-1

I want to extract each html table from a list of links. The code I use is the following:

wget -O - "https://example.com/section-1/table-name/financial-data/" | xmllint --html --xpath '//*[@id="financial-data"]/div/table/tbody' - 2>/dev/null >> /Applications/parser/output.txt

This works perfectly fine, however, given that this is not the only table I want to extract it will give me difficulties identifying which financial-data belongs to which table. In this case scenario, it will only parse one table that is appended to that output file where the SDTOUT looks like this:

<tbody>

                    <tr class="text-right">
                      <td class="text-left">Sep 08, 2017</td>
                      <td>4605.16</td>     
                      <td>4661.00</td>
                      <td>4075.18</td>
                      <td>4228.75</td>
                      <td>2,700,890,000</td>
                      <td>76,220,200,000</td>
                    </tr>

                    <tr class="text-right">
                      <td class="text-left">Sep 07, 2017</td>
                      <td>4589.14</td>     
                      <td>4655.04</td>
                      <td>4491.33</td>
                      <td>4599.88</td>
                      <td>1,844,620,000</td>
                      <td>75,945,000,000</td>
                    </tr>
...
</tbody>

But I am looking for this:

<tbody>

                    <tr class="text-right">
                      <td>TABLE-NAME</td>
                      <td class="text-left">Sep 08, 2017</td>
                      <td>4605.16</td>     
                      <td>4661.00</td>
                      <td>4075.18</td>
                      <td>4228.75</td>
                      <td>2,700,890,000</td>
                      <td>76,220,200,000</td>
                    </tr>

                    <tr class="text-right">
                      <td>TABLE-NAME</td>
                      <td class="text-left">Sep 07, 2017</td>
                      <td>4589.14</td>     
                      <td>4655.04</td>
                      <td>4491.33</td>
                      <td>4599.88</td>
                      <td>1,844,620,000</td>
                      <td>75,945,000,000</td>
                    </tr>
...
</tbody>

Where the TABLE-NAME is the name of the specific asset. The name can be extracted either using the XPath /html/body/div[3]/div/div[1]/div[3]/div[1]/h1/text() which appears in the same URL where the table is, or from the link itself /table-name/.

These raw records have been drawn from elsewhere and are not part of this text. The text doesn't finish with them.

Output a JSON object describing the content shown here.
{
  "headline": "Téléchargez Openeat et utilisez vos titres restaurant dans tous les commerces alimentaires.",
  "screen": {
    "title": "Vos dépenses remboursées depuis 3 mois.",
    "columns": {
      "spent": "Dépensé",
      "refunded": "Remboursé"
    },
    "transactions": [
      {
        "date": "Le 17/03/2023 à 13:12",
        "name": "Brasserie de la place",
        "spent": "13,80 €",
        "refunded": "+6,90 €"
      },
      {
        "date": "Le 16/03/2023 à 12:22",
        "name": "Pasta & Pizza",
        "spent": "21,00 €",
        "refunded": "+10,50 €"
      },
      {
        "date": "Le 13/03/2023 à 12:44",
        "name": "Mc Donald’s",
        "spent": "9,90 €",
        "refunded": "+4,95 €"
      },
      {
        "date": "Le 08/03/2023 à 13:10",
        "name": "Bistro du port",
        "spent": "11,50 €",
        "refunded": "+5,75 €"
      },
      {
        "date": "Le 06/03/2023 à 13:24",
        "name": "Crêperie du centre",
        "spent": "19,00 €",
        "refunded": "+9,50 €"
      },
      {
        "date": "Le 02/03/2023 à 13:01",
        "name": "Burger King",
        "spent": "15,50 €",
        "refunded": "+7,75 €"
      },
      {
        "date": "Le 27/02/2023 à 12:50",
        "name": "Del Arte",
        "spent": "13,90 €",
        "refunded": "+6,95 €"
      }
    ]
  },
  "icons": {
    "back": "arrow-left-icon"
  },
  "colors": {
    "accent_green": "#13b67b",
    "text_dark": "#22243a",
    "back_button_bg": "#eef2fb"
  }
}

I cannot figure out the syntax.

NB: I purposely omitted the -q flag in the wget command as I want to see what is happening in the Terminal at the moment the script is executed.

Thanks!


UPDATE

According to @DanielHaley this can be done through XMLStarlet, however, when I read through the documentation I could not find an example of how to use it.

What is the correct syntax? Do I first have to parse the HTML table via xmllint --html --xpath and then apply xmlstarlet afterwards?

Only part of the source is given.